Topics: Environnement

La valeur verte ? C’est quoi au juste ? Cette notion a commencé à apparaitre avec l’émergence des labels environnementaux utilisés dans les programmes de bâtiments tertiaires, HQE, HPE, BBC etc.

L’impact des labels environnementaux

Dans le tertiaire, où ces labels sont exigés depuis plus d’une décennie pour certains, l’impact sur le prix de location a commencé à cliver le marché en deux parties depuis que le prix des énergies a grimpé en flèche. La garantie que le bâtiment sera économe en énergie vient impacter son coût complet incluant le coût de construction et le coût d’utilisation. C’est devenu un argument commercial auquel les sociétés sont évidemment sensibles au moment de louer leurs bureaux. C’est la valeur verte.

Des études ont montré tant en Suisse (Etude de l’impact du label Minergie) qu’aux Etats Unis (Etude de l’organisme RICS) ou au Québec sous l’influence des label Novoclimat et Rénoclimat, que le clivage atteint un écart de 15% sur la valeur locative ou la valeur de revente. Les grandes sociétés foncières incluent désormais dans leurs modèles de gestion des paramètres de “green rating” ou de “valeur verte”.

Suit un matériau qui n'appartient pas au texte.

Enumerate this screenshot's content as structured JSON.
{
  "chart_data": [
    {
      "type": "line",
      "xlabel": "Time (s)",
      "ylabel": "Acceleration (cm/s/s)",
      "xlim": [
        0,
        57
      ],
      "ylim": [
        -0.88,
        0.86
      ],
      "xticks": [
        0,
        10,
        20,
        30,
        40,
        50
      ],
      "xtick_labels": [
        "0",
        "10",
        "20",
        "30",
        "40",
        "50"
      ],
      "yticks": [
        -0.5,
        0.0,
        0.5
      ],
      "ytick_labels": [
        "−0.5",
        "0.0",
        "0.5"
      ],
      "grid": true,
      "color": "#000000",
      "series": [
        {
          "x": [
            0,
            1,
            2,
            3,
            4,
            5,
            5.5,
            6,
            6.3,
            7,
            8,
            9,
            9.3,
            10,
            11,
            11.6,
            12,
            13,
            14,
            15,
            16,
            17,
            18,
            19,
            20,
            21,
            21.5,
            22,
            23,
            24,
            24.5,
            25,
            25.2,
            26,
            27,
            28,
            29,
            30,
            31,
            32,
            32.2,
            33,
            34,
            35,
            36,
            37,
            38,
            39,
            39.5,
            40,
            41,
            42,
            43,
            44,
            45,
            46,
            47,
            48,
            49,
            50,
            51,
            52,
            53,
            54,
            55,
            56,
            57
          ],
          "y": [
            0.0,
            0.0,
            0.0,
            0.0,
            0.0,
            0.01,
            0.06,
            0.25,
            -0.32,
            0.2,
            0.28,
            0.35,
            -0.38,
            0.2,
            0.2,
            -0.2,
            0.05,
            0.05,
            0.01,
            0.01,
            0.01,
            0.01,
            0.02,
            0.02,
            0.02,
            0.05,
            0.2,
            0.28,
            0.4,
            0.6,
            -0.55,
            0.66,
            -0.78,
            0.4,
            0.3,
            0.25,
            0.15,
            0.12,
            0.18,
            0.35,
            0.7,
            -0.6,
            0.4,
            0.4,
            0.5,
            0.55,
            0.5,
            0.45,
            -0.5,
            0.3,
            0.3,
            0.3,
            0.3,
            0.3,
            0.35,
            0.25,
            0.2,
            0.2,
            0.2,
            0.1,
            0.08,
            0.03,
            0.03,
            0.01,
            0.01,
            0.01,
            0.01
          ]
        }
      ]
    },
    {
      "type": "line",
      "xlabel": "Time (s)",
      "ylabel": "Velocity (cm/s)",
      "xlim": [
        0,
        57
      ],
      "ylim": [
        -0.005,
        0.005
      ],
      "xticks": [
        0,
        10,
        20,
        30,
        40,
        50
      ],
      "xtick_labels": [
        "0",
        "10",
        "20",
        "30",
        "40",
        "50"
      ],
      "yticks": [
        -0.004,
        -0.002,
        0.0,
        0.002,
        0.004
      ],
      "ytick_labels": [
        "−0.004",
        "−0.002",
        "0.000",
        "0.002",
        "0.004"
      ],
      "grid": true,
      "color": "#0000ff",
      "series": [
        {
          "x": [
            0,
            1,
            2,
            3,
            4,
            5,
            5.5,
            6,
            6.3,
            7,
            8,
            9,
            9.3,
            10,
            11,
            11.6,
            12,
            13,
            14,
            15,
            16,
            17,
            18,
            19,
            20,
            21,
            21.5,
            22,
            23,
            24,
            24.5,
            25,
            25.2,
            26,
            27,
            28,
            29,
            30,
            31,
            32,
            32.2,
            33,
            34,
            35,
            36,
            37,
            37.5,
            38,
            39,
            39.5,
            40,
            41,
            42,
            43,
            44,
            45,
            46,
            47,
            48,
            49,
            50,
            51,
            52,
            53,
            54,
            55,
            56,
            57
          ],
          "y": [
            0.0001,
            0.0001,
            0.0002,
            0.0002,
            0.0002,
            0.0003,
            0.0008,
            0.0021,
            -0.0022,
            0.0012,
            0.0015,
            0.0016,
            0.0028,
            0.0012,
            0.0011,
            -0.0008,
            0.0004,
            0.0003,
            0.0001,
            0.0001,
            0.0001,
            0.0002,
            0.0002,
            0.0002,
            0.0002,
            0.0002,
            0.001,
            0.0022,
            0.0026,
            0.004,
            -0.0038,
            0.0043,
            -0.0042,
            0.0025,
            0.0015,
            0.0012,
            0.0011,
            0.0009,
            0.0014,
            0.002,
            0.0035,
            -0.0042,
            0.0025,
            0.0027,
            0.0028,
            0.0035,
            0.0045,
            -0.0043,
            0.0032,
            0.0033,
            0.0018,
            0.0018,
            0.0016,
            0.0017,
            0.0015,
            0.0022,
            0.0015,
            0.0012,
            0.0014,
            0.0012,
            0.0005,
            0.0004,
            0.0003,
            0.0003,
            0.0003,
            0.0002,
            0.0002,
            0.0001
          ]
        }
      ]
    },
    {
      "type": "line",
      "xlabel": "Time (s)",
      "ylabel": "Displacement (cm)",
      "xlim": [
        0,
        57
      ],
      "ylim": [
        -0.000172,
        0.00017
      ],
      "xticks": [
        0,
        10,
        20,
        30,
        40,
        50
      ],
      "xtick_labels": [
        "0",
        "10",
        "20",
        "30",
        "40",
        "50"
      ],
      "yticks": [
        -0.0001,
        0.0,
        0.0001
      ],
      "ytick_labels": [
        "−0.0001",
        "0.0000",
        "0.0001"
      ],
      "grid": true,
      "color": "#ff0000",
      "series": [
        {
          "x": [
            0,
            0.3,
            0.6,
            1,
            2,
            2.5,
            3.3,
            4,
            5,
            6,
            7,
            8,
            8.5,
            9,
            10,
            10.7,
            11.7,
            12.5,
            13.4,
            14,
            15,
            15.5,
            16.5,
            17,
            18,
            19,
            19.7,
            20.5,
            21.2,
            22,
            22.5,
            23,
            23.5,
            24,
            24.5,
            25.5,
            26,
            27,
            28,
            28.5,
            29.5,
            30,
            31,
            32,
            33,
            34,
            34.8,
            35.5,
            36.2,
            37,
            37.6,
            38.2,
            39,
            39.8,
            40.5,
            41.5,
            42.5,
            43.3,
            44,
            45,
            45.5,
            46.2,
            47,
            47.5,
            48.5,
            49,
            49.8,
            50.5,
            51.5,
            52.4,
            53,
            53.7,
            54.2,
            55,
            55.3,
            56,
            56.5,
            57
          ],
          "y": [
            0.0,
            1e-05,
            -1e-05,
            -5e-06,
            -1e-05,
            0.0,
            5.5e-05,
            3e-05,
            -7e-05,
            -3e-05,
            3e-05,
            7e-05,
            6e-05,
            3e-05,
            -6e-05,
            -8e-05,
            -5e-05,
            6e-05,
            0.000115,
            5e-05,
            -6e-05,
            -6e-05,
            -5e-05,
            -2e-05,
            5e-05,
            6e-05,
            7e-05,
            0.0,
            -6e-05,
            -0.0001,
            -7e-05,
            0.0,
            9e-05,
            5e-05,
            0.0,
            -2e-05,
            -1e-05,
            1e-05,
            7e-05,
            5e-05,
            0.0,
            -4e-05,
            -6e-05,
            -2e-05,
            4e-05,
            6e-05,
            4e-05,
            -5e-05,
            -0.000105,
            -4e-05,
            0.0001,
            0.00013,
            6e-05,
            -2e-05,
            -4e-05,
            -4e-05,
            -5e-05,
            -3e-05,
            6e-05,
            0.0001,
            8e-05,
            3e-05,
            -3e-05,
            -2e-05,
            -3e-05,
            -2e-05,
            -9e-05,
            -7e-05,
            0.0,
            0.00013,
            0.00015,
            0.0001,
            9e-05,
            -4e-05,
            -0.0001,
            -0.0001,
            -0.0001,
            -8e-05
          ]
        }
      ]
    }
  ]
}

La valeur verte segmente le marché

Ce qui est vrai pour le tertiaire se propage au secteur du logement. Une récente enquête menée par “A vendre à louer” révèle que 82% des acquéreurs potentiels estiment légitime de négocier à la baisse un bien mal classé, et les moteurs de recherche des biens à vendre, ne font même plus apparaitre les logements les moins bien classés (Fou G).

Les bailleurs sociaux qui ont été incités à engager des programmes de rénovation énergétique de leur parc immobilier ont vite réalisé qu’il n’était pas réaliste d’engager des travaux de rénovation des lors que l’étiquette énergétique initiale est F ou G. Il est moins coûteux (en coût complet) de détruire et de reconstruire un immeuble qui sera BBC.

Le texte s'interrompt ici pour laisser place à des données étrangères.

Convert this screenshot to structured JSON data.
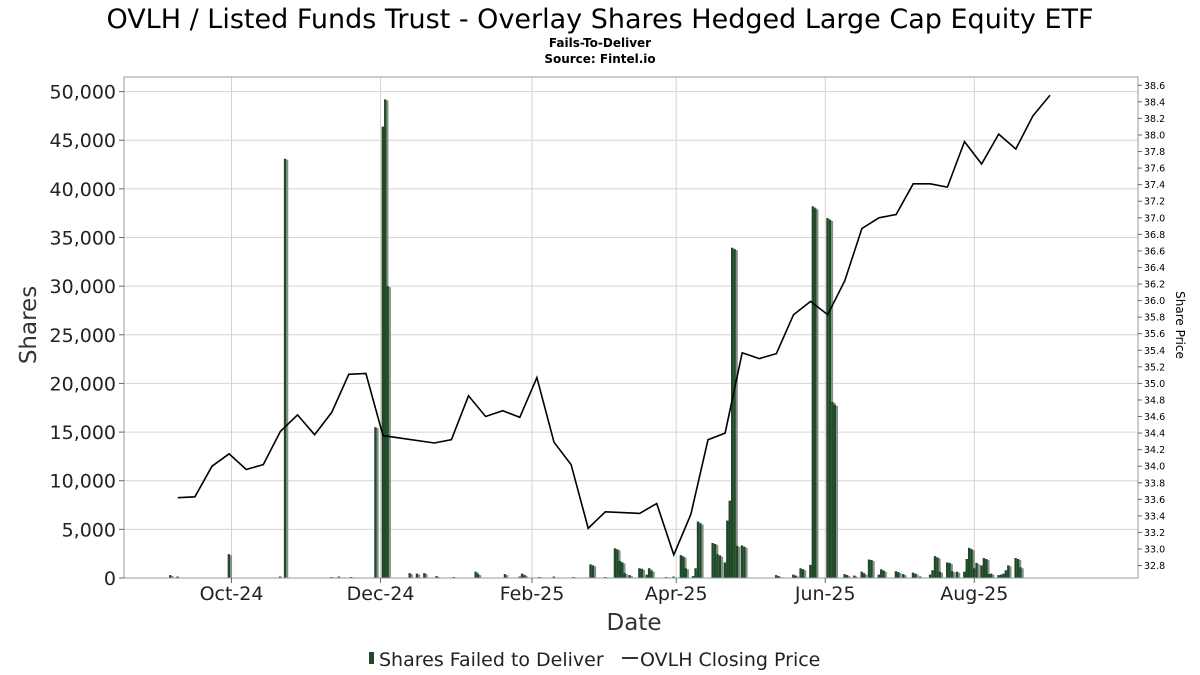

Impossibles à vendre ou même à louer

Mais imagine t-on pouvoir détruire un immeuble en copropriété au prétexte qu’il est classé  F ou G ? C’est tout le problème. Le coût de la rénovation de ces immeubles pour leur permettre d’atteindre un niveau acceptable de consommation énergétique (Etiquette C ou D) est bien trop élevé pour la majorité de copropriétaires, dont certains sont propriétaires occupants, éventuellement âgés et qui ne souhaitent pas s’endetter pour réaliser des économies d’énergies qui n’équilibreront le montant de l’investissement que dans 15 ou 20 ans… Où seront-ils a cette date-là ? Par voie de conséquence les copropriétaires bailleurs des logements voisins, seront privés de locataires, lesquels désormais regardent de très près le second loyer que constitue les charges de l’immeuble dont celles d’énergie. S’ils peuvent trouver à se loger dans un immeuble voisin, classé C voire dans un immeuble neuf BBC, ils n’hésiteront pas.

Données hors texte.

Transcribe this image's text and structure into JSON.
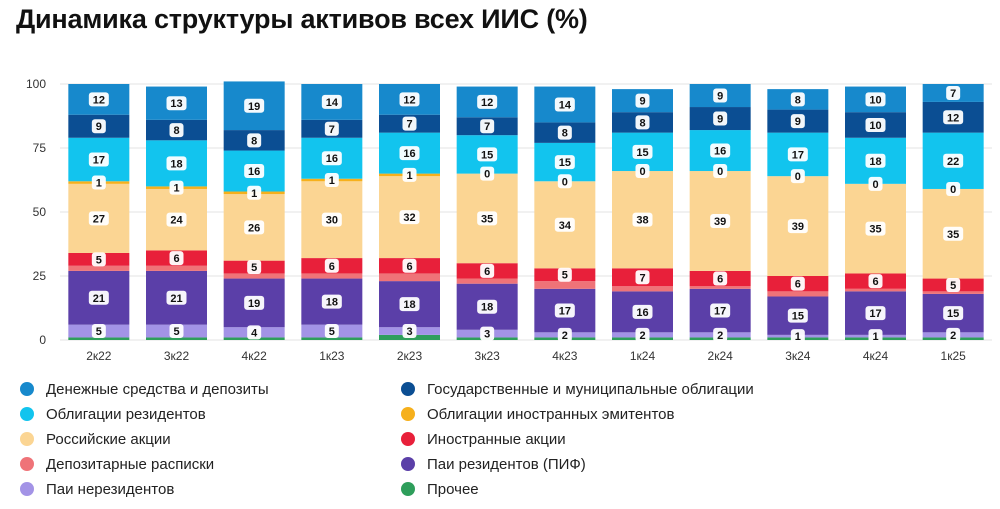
{
  "chart_data": {
    "type": "bar",
    "stacked": true,
    "title": "Динамика структуры активов всех ИИС (%)",
    "xlabel": "",
    "ylabel": "",
    "ylim": [
      0,
      100
    ],
    "yticks": [
      0,
      25,
      50,
      75,
      100
    ],
    "grid": true,
    "legend_position": "bottom",
    "categories": [
      "2к22",
      "3к22",
      "4к22",
      "1к23",
      "2к23",
      "3к23",
      "4к23",
      "1к24",
      "2к24",
      "3к24",
      "4к24",
      "1к25"
    ],
    "series": [
      {
        "name": "Прочее",
        "color": "#2e9e5b",
        "values": [
          1,
          1,
          1,
          1,
          2,
          1,
          1,
          1,
          1,
          1,
          1,
          1
        ],
        "labels": [
          "",
          "",
          "",
          "",
          "",
          "",
          "",
          "",
          "",
          "",
          "",
          ""
        ]
      },
      {
        "name": "Паи нерезидентов",
        "color": "#a393e6",
        "values": [
          5,
          5,
          4,
          5,
          3,
          3,
          2,
          2,
          2,
          1,
          1,
          2
        ],
        "labels": [
          "5",
          "5",
          "4",
          "5",
          "3",
          "3",
          "2",
          "2",
          "2",
          "1",
          "1",
          "2"
        ]
      },
      {
        "name": "Паи резидентов (ПИФ)",
        "color": "#5b3fa8",
        "values": [
          21,
          21,
          19,
          18,
          18,
          18,
          17,
          16,
          17,
          15,
          17,
          15
        ],
        "labels": [
          "21",
          "21",
          "19",
          "18",
          "18",
          "18",
          "17",
          "16",
          "17",
          "15",
          "17",
          "15"
        ]
      },
      {
        "name": "Депозитарные расписки",
        "color": "#ef7378",
        "values": [
          2,
          2,
          2,
          2,
          3,
          2,
          3,
          2,
          1,
          2,
          1,
          1
        ],
        "labels": [
          "",
          "",
          "",
          "",
          "",
          "",
          "",
          "",
          "",
          "",
          "",
          ""
        ]
      },
      {
        "name": "Иностранные акции",
        "color": "#e8203a",
        "values": [
          5,
          6,
          5,
          6,
          6,
          6,
          5,
          7,
          6,
          6,
          6,
          5
        ],
        "labels": [
          "5",
          "6",
          "5",
          "6",
          "6",
          "6",
          "5",
          "7",
          "6",
          "6",
          "6",
          "5"
        ]
      },
      {
        "name": "Российские акции",
        "color": "#fbd593",
        "values": [
          27,
          24,
          26,
          30,
          32,
          35,
          34,
          38,
          39,
          39,
          35,
          35
        ],
        "labels": [
          "27",
          "24",
          "26",
          "30",
          "32",
          "35",
          "34",
          "38",
          "39",
          "39",
          "35",
          "35"
        ]
      },
      {
        "name": "Облигации иностранных эмитентов",
        "color": "#f6b01c",
        "values": [
          1,
          1,
          1,
          1,
          1,
          0,
          0,
          0,
          0,
          0,
          0,
          0
        ],
        "labels": [
          "1",
          "1",
          "1",
          "1",
          "1",
          "0",
          "0",
          "0",
          "0",
          "0",
          "0",
          "0"
        ]
      },
      {
        "name": "Облигации резидентов",
        "color": "#12c4ee",
        "values": [
          17,
          18,
          16,
          16,
          16,
          15,
          15,
          15,
          16,
          17,
          18,
          22
        ],
        "labels": [
          "17",
          "18",
          "16",
          "16",
          "16",
          "15",
          "15",
          "15",
          "16",
          "17",
          "18",
          "22"
        ]
      },
      {
        "name": "Государственные и муниципальные облигации",
        "color": "#0b4e93",
        "values": [
          9,
          8,
          8,
          7,
          7,
          7,
          8,
          8,
          9,
          9,
          10,
          12
        ],
        "labels": [
          "9",
          "8",
          "8",
          "7",
          "7",
          "7",
          "8",
          "8",
          "9",
          "9",
          "10",
          "12"
        ]
      },
      {
        "name": "Денежные средства и депозиты",
        "color": "#1789cc",
        "values": [
          12,
          13,
          19,
          14,
          12,
          12,
          14,
          9,
          9,
          8,
          10,
          7
        ],
        "labels": [
          "12",
          "13",
          "19",
          "14",
          "12",
          "12",
          "14",
          "9",
          "9",
          "8",
          "10",
          "7"
        ]
      }
    ]
  },
  "legend": [
    {
      "name": "Денежные средства и депозиты",
      "color": "#1789cc"
    },
    {
      "name": "Государственные и муниципальные облигации",
      "color": "#0b4e93"
    },
    {
      "name": "Облигации резидентов",
      "color": "#12c4ee"
    },
    {
      "name": "Облигации иностранных эмитентов",
      "color": "#f6b01c"
    },
    {
      "name": "Российские акции",
      "color": "#fbd593"
    },
    {
      "name": "Иностранные акции",
      "color": "#e8203a"
    },
    {
      "name": "Депозитарные расписки",
      "color": "#ef7378"
    },
    {
      "name": "Паи резидентов (ПИФ)",
      "color": "#5b3fa8"
    },
    {
      "name": "Паи нерезидентов",
      "color": "#a393e6"
    },
    {
      "name": "Прочее",
      "color": "#2e9e5b"
    }
  ]
}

Des friches immobilières dans nos villes

Ainsi commence à apparaitre dans certaines villes de province des “friches locatives” qui seront bientôt des immeubles entiers ni vendables, ni louables mais que personne n’aura le courage ou les moyens de détruire. Les friches immobilières sont un des risques nés du Grenelle de l’Environnement. Si un mécanisme de financement ne vient pas résoudre ce problème spécifique au parc immobilier privé, à quoi ressembleront nos villes dans 20 ans ?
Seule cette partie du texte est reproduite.